回國公府的路上,楊順稟道:「皇上只罰了葛大人三個月的俸祿,並未深究。陶家那邊似還想再行斡旋,陸家那頭倒是沒有動靜。」
謝思言淡淡道:「沈惟欽最晚後日啟程回封地,你想法子查查他回去後都要做甚。」
走水一事,沈惟欽已經一力擔下,咸寧帝為表寬仁,就不會深究葛存之責,這也是他一早就算好的。咸寧帝原本被葛存說得動搖,想讓沈惟欽與陶家女另擇婚期完婚,但後頭卻被沈惟欽一句話點到了軟肋----流言非議。
咸寧帝早年登基之初就流言滿天飛,所以他最怕的就是旁人的議論。奉先殿走水一事非同小可,咸寧帝不想下罪己詔,那麼就需要一個人來背鍋。既然沈惟欽搶著將這口鍋扣在自己頭上,那麼咸寧帝豈有不應之理?於是自然就順著台階下來了。陶、陸兩家與沈惟欽的婚事,其實自奉先殿走水那一刻起,就註定保不住了。

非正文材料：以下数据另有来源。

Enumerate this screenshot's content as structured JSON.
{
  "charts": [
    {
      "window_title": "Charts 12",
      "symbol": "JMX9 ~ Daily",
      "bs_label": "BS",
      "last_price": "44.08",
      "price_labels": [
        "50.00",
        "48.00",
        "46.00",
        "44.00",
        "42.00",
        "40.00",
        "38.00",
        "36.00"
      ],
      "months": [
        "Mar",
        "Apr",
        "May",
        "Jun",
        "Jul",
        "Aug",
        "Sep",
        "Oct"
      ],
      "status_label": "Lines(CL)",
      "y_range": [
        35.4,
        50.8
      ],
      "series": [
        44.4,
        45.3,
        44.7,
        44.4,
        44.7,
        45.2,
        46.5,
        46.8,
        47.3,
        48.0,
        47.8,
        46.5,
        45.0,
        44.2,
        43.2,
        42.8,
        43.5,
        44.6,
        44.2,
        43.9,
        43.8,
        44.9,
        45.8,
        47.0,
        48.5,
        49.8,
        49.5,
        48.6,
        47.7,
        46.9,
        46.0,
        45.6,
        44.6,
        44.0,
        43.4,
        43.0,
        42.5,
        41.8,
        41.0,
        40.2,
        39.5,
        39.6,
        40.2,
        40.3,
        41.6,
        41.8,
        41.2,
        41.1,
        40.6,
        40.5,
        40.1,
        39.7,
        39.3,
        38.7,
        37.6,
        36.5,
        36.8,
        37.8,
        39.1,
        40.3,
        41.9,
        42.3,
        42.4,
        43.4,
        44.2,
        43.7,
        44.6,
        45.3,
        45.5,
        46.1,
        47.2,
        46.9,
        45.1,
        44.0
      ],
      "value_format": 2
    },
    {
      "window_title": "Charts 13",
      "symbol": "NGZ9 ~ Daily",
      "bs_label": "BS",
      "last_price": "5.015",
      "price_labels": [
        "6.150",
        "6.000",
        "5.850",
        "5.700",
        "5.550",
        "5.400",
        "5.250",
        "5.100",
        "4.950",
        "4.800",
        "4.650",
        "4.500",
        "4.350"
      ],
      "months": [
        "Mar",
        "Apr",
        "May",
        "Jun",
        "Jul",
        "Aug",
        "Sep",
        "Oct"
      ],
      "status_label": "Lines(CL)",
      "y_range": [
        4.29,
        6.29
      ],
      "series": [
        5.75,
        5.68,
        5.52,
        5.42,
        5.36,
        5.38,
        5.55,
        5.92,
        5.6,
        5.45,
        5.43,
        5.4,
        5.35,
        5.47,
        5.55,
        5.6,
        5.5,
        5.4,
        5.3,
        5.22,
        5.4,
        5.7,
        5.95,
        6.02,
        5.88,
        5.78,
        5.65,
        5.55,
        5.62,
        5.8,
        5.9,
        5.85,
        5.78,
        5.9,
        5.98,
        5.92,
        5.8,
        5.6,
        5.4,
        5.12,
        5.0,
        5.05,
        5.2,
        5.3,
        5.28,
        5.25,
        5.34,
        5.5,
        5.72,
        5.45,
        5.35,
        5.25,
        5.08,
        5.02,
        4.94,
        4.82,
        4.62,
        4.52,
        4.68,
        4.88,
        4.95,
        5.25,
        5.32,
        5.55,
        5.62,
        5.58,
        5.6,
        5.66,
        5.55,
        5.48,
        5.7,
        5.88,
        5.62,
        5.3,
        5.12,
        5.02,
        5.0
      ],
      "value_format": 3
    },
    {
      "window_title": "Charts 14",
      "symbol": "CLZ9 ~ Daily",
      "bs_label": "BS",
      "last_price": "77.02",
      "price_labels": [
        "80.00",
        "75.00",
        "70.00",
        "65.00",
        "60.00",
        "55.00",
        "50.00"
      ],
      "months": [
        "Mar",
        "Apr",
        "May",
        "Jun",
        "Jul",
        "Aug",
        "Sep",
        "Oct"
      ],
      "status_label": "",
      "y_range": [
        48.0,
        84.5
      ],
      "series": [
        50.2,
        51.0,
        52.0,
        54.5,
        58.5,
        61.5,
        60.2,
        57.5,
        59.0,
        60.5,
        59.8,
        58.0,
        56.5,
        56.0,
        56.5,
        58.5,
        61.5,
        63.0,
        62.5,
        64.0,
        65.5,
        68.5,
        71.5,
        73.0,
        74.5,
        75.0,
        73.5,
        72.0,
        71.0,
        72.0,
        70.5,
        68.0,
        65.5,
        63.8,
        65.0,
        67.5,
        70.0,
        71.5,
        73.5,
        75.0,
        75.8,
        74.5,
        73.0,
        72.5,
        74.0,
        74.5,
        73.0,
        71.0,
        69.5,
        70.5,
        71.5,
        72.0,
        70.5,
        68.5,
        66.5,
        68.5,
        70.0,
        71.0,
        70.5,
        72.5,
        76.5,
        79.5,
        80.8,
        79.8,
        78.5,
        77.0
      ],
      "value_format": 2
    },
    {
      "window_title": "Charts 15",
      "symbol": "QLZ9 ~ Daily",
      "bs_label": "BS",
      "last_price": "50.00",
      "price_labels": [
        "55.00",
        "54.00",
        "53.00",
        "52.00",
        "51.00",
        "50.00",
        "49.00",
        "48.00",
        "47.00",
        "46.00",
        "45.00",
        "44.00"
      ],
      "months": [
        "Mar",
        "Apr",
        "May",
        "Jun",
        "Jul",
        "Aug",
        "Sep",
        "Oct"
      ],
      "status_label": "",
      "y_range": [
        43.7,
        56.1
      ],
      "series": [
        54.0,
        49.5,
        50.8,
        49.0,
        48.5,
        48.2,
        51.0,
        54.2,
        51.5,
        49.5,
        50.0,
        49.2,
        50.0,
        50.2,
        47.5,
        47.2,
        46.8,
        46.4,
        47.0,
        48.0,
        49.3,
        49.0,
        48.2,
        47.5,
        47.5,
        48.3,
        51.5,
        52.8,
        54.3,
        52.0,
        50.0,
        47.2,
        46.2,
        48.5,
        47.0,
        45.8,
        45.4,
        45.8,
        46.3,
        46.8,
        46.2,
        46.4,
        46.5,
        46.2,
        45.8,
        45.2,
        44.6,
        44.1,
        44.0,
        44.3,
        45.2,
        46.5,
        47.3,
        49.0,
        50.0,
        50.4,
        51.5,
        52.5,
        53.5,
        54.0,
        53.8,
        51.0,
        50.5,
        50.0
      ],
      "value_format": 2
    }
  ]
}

這是他之前就料到的。雖然料到了,但他還是帶著葛存來了。不為別的,就為了讓咸寧帝將沈惟欽的目的看得更真切一些。
咸寧帝此前大抵認為沈惟欽沒有那麼大的膽子,奉先殿走水純屬意外,但他帶著葛存過來,將話說到那個地步,沈惟欽卻依舊堅持取消婚事,咸寧帝自然就能看出蹊蹺來了。
只是咸寧帝如今正想抬舉、拉攏宗室,不好就此事深究,這才裝聾作啞。
如今裝聾作啞,卻不表示將來不會發作。
沈惟欽這次回封地,並未來陸家辭別。陸聽芊聽聞沈惟欽離京的消息時,他已經走了三日了。